Now Rodriguez, 41, worries about his parents and his son back home, who depend on the monthly remittance he sends to buy food and medicine.
“I couldn’t even pay rent this month,” Rodriguez said, “and we need to keep a little bit of reserves so we can eat.”
“The economic part is affecting us both here and there,” he said.
As Latinos throughout the U.S. grapple with job losses and lockdowns, many are no longer able to provide for relatives back home. The sudden end in remittances sent to Latin America each year is affecting the well being of families and crippling the economies of developing countries.
Many of those who send remittances often work in the service industry and have been let go or furloughed from their jobs in hotels, restaurants or cleaning companies, without pay. Those who are undocumented cannot apply for unemployment.
According to the World Bank, global remittances reached a record high in 2018, the last year for which figures are available. The flow of money to Latin America and the Caribbean grew by 10 percent to $88 billion in 2018, mostly due to the strong U.S. economy, where most of the money originates.
In many countries, remittances account for a significant portion of their gross domestic product. In Nicaragua and Guatemala they account for around 12 percent, and in El Salvador and Honduras, around 20 percent.
Mexico receives the most remittances in the region, with about $36 billion in 2018, up 11 percent from the previous year.
‘How are we going to do this?’
Mexico’s president, Andrés Manuel López Obrador, asked Mexicans in the United States not to stop supporting their relatives back home. He said February set a record in remittances to Mexico.
“Tell your countrymen to not stop sending help to their families in Mexico, who are also going through a difficult situation,” he said at a recent news conference.
In Miami, Edmundo Tarín, who emigrated from Mexico, heard about López Obrador’s statements and said: “How are we going to do this? I can’t even pay my rent.”
Tarín has always sent money to his brother, who depends on the monthly stipend to pay rent and buy food in Mexico City, where he lives.
“This situation has limited us.

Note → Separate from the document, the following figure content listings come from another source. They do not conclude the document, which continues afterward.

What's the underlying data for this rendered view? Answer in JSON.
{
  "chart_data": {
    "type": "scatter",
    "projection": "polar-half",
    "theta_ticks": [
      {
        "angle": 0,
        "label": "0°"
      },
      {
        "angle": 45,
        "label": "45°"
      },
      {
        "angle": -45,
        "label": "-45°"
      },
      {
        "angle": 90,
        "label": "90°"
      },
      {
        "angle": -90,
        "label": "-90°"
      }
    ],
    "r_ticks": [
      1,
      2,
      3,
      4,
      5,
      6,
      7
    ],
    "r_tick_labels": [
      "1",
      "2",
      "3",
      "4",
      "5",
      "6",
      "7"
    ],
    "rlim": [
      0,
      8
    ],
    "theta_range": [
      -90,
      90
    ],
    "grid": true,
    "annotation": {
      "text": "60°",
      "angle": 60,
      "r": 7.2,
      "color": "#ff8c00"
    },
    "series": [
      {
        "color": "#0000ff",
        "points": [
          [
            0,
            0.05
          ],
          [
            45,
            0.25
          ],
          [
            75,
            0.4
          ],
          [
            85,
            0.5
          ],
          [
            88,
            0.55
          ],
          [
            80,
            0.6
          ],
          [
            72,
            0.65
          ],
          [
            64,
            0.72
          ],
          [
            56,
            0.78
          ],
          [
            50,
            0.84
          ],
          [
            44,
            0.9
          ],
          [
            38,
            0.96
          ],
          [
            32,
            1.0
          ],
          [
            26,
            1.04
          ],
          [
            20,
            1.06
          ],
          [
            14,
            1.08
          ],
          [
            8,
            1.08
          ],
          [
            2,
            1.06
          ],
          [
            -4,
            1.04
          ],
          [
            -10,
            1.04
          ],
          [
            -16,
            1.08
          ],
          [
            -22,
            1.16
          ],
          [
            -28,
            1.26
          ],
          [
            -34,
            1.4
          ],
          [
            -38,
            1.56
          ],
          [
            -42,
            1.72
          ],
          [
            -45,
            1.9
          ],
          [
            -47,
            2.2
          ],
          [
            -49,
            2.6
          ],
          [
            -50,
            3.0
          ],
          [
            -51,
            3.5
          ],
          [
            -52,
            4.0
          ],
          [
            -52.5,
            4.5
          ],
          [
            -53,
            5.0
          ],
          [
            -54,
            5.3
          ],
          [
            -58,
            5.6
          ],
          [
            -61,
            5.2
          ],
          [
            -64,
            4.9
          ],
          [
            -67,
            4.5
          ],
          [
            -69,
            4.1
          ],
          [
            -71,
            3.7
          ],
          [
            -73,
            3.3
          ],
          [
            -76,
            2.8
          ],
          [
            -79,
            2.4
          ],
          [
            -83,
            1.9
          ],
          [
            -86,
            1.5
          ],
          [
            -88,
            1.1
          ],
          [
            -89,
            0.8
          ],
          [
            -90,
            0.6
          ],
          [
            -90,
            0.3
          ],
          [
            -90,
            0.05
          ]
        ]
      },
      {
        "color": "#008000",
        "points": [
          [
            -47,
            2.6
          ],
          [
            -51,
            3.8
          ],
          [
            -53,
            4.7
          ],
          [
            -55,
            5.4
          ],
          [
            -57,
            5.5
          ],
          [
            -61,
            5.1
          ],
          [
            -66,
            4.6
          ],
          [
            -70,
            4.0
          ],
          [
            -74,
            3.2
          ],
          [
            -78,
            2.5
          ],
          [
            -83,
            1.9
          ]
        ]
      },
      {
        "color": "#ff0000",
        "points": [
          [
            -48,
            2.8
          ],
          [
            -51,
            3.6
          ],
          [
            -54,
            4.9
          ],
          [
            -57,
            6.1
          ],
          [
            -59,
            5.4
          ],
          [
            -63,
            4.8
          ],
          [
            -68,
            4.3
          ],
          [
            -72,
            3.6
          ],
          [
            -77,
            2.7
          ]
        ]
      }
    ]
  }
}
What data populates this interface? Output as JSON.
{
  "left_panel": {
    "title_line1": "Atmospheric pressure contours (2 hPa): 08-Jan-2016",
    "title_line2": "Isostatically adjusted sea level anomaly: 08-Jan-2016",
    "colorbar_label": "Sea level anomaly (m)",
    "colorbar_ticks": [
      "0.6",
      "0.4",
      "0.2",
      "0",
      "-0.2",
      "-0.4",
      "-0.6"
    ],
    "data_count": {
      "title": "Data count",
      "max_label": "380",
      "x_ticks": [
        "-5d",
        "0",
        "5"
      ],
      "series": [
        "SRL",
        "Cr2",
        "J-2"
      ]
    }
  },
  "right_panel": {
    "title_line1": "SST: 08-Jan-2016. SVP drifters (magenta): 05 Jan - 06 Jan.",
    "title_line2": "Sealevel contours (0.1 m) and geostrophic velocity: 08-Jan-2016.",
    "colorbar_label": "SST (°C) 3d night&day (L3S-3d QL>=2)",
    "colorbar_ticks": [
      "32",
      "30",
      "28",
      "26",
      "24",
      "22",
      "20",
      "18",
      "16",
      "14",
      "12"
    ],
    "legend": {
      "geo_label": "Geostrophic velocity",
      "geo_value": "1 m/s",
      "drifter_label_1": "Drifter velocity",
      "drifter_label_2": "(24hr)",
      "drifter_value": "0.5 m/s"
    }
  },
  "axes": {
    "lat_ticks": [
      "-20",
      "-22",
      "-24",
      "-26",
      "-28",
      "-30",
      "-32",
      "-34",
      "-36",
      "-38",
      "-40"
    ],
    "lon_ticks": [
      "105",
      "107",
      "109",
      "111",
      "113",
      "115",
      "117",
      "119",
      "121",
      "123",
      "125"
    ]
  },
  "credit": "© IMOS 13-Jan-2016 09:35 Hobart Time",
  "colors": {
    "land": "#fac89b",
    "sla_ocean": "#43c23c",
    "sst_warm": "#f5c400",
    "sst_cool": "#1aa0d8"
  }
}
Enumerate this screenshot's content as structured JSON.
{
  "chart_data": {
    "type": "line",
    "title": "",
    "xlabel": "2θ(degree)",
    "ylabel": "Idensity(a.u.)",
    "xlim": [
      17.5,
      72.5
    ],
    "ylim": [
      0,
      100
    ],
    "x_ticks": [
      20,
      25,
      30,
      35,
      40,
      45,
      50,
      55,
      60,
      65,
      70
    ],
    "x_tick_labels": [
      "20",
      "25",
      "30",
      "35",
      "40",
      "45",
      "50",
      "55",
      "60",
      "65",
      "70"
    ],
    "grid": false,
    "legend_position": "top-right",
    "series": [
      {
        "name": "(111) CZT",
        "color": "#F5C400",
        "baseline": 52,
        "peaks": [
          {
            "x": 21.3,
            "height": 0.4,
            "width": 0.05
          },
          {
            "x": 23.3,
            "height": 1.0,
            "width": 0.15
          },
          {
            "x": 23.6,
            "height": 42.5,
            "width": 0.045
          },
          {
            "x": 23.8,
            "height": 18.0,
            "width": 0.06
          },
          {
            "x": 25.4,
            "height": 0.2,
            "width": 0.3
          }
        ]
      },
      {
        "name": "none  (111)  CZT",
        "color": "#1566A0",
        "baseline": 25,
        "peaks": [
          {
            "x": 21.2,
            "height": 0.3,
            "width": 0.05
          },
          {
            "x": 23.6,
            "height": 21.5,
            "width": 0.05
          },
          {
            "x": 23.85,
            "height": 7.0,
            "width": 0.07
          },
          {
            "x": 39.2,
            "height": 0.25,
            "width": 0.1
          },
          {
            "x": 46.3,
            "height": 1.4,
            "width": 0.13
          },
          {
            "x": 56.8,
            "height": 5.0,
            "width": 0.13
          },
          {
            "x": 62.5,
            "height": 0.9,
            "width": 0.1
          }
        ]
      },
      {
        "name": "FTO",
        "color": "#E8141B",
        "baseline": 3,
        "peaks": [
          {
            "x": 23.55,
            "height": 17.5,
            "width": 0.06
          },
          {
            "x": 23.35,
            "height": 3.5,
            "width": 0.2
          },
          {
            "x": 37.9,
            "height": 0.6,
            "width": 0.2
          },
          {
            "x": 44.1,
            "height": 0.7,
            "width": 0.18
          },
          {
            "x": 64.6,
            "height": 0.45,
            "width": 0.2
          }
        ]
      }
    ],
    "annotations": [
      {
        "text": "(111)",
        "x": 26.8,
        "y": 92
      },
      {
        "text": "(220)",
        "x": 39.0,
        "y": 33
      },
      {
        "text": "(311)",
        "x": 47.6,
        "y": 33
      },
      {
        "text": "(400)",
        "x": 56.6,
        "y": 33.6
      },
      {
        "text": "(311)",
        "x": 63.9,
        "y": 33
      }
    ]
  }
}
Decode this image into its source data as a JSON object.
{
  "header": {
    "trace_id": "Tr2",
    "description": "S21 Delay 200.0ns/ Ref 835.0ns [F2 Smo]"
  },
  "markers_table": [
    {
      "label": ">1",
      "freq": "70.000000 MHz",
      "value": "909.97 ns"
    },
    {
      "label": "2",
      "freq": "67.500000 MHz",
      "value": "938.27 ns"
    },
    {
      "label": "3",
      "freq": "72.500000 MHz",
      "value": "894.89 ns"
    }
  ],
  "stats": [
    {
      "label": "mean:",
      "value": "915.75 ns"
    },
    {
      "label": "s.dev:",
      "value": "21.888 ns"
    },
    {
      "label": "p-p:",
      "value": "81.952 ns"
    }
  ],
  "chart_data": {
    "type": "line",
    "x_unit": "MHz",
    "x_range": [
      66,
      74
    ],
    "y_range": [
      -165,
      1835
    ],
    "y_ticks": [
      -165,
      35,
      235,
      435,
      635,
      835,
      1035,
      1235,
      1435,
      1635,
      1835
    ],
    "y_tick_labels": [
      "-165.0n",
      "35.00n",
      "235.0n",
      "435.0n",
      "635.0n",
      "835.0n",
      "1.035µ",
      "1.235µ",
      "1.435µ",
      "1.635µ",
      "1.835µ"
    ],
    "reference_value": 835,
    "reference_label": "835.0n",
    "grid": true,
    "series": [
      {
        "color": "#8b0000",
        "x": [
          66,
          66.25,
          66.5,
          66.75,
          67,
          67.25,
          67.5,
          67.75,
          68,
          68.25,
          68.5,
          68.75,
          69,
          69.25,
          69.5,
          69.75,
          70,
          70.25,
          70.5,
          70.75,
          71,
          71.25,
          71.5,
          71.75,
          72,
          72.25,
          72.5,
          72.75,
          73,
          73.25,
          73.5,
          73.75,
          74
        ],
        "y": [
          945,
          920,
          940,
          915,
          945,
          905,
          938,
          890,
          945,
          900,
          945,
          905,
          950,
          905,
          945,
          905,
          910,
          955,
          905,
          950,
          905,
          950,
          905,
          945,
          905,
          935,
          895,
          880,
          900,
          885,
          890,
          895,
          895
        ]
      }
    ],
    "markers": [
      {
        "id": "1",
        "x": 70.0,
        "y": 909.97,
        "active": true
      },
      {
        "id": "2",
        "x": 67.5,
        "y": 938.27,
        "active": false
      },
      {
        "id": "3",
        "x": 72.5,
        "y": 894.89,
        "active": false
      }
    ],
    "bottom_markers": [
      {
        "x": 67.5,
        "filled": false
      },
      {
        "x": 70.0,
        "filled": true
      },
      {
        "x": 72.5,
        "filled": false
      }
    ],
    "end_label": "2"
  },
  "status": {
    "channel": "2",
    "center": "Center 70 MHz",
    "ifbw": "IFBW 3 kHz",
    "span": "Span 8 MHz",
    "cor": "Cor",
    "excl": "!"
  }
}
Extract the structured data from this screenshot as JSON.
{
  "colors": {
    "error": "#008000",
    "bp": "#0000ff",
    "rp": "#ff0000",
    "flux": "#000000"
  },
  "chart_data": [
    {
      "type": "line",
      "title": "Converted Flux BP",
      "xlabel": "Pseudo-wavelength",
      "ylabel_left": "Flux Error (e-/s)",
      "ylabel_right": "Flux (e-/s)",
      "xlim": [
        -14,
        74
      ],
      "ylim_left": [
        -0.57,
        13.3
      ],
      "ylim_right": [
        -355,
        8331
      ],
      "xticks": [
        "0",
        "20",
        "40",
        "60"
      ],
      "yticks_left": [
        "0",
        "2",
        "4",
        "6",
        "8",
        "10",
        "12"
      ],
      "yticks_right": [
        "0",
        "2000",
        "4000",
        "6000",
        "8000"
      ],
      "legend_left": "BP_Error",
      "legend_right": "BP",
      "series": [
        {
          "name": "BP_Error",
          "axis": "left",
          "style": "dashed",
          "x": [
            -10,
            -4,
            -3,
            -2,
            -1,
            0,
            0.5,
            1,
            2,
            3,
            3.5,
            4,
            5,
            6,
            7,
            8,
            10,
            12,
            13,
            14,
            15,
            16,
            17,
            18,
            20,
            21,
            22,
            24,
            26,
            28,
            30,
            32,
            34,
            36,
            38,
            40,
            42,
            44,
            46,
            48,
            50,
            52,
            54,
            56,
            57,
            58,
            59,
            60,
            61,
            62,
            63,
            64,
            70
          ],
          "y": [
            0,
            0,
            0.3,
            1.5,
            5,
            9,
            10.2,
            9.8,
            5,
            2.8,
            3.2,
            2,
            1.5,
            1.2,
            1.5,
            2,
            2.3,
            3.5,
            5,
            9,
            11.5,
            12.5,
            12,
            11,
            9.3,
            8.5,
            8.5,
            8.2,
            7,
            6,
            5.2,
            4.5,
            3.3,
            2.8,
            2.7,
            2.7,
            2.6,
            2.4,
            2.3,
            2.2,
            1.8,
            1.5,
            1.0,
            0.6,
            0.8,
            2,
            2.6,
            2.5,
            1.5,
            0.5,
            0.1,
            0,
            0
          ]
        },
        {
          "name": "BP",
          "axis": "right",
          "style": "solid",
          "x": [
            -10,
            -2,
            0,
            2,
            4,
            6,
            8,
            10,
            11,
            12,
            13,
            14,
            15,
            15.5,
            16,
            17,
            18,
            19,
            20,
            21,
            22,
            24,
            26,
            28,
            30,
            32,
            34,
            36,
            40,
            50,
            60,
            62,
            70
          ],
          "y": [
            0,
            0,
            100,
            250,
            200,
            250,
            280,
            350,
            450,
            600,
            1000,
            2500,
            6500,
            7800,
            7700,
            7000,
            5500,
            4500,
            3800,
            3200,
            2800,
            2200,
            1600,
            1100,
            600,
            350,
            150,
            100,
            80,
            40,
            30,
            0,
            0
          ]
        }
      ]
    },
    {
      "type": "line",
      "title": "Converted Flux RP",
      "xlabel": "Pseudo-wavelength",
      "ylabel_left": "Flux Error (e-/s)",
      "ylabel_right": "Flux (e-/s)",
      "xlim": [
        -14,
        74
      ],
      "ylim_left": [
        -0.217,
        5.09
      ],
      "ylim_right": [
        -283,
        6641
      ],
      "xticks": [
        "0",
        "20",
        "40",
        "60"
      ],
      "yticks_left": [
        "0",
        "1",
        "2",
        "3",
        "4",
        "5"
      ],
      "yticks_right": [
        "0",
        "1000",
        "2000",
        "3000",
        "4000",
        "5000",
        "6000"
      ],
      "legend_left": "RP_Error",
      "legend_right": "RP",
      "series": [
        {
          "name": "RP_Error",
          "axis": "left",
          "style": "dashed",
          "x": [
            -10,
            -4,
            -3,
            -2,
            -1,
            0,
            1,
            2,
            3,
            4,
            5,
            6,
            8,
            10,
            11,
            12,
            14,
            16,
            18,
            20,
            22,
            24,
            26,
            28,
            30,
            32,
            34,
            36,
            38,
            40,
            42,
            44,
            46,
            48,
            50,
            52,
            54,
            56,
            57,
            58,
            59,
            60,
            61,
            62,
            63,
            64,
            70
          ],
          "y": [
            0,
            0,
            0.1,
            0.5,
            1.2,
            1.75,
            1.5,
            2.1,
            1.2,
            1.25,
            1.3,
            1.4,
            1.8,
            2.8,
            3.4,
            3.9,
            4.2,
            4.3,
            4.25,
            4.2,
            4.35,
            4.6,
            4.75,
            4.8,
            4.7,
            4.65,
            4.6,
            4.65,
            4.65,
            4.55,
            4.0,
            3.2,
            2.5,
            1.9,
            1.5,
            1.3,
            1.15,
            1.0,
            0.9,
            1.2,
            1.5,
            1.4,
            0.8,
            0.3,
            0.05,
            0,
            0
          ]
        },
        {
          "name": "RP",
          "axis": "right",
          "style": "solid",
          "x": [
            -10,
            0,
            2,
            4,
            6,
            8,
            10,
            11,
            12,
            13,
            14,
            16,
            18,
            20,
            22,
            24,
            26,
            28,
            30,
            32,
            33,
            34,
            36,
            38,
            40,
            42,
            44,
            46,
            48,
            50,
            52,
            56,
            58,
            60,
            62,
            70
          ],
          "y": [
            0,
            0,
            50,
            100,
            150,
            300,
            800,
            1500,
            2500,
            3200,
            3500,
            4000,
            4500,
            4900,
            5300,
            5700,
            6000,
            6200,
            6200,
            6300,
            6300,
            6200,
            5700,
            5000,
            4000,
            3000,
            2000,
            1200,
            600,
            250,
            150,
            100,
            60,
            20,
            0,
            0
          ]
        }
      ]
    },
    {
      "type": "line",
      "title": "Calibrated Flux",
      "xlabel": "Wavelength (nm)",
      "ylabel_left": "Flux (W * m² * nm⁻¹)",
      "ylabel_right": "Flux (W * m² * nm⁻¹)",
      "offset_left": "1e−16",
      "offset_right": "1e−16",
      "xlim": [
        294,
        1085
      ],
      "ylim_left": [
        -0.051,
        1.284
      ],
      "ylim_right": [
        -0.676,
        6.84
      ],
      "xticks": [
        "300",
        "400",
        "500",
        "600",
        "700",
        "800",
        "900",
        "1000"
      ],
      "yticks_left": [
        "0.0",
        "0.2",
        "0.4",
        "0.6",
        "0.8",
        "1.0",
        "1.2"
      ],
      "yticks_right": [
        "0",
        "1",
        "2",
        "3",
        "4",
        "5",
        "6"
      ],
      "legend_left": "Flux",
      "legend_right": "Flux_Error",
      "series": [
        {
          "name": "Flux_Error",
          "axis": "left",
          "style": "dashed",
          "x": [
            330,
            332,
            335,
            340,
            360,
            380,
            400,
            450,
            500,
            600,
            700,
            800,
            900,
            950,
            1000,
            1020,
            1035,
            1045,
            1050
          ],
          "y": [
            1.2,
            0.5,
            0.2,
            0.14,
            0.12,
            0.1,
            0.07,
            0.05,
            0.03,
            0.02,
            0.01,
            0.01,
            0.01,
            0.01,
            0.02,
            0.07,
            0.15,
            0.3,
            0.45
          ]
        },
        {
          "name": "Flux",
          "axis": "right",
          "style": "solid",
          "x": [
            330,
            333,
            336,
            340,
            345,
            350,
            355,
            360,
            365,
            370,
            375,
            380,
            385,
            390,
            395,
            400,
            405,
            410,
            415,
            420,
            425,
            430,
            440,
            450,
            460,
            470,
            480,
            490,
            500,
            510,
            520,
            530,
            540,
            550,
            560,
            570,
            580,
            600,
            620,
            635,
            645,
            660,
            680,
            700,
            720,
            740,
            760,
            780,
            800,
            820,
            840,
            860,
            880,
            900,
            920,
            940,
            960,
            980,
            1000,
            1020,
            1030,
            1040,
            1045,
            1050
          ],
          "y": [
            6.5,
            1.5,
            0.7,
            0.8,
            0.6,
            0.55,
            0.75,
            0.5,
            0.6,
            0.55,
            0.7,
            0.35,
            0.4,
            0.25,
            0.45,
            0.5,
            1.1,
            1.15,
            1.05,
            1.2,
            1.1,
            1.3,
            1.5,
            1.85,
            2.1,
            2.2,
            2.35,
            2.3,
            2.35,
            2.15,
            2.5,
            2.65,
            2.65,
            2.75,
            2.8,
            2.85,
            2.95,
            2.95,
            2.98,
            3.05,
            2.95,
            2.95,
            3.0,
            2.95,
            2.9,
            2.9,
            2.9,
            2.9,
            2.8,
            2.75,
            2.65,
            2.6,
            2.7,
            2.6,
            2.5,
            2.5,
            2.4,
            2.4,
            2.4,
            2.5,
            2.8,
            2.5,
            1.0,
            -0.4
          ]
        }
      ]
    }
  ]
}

We’re doing bad, very badly,” Tarín said, who was laid off from his job as a cook in a restaurant.
Manuel Orozco, an economist with the Inter-American Dialogue, said the drop in remittances is not only from the U.S., but from other Latin American countries as well.
“The distinction is important because in the past four to five years, we have seen significant growth in Latin American migration to other Latin American countries,” he said.
‘I am everything to my parents, and it’s my responsibility’
The Caribbean and Latin American countries that have seen the most emigration are Haiti, Cuba, Venezuela, Nicaragua, Bolivia, El Salvador, Guatemala and Honduras.
The dependence on remittances is highest in these countries, which have more fragile economies.
Orozco said there could be a speedier economic recovery than from the 2008 financial crisis and that by June 2021, U.S. immigrant workers may remit similar amounts to February’s total.
But for now, Lesbia Granados, 35, is worried after not being able to send money to her parents in Honduras last month.
They depend on her to pay for electricity, food, medicine and doctors’ visits. But the Miami Beach hotel where she worked is closed.
“I am everything to my parents, and it’s my responsibility to take care of them, after they did so much for me,” she said.
Granados said she’s hoping her coronavirus stimulus check arrives soon.
“Until then, I’m trying to survive with the little I have saved,” she said.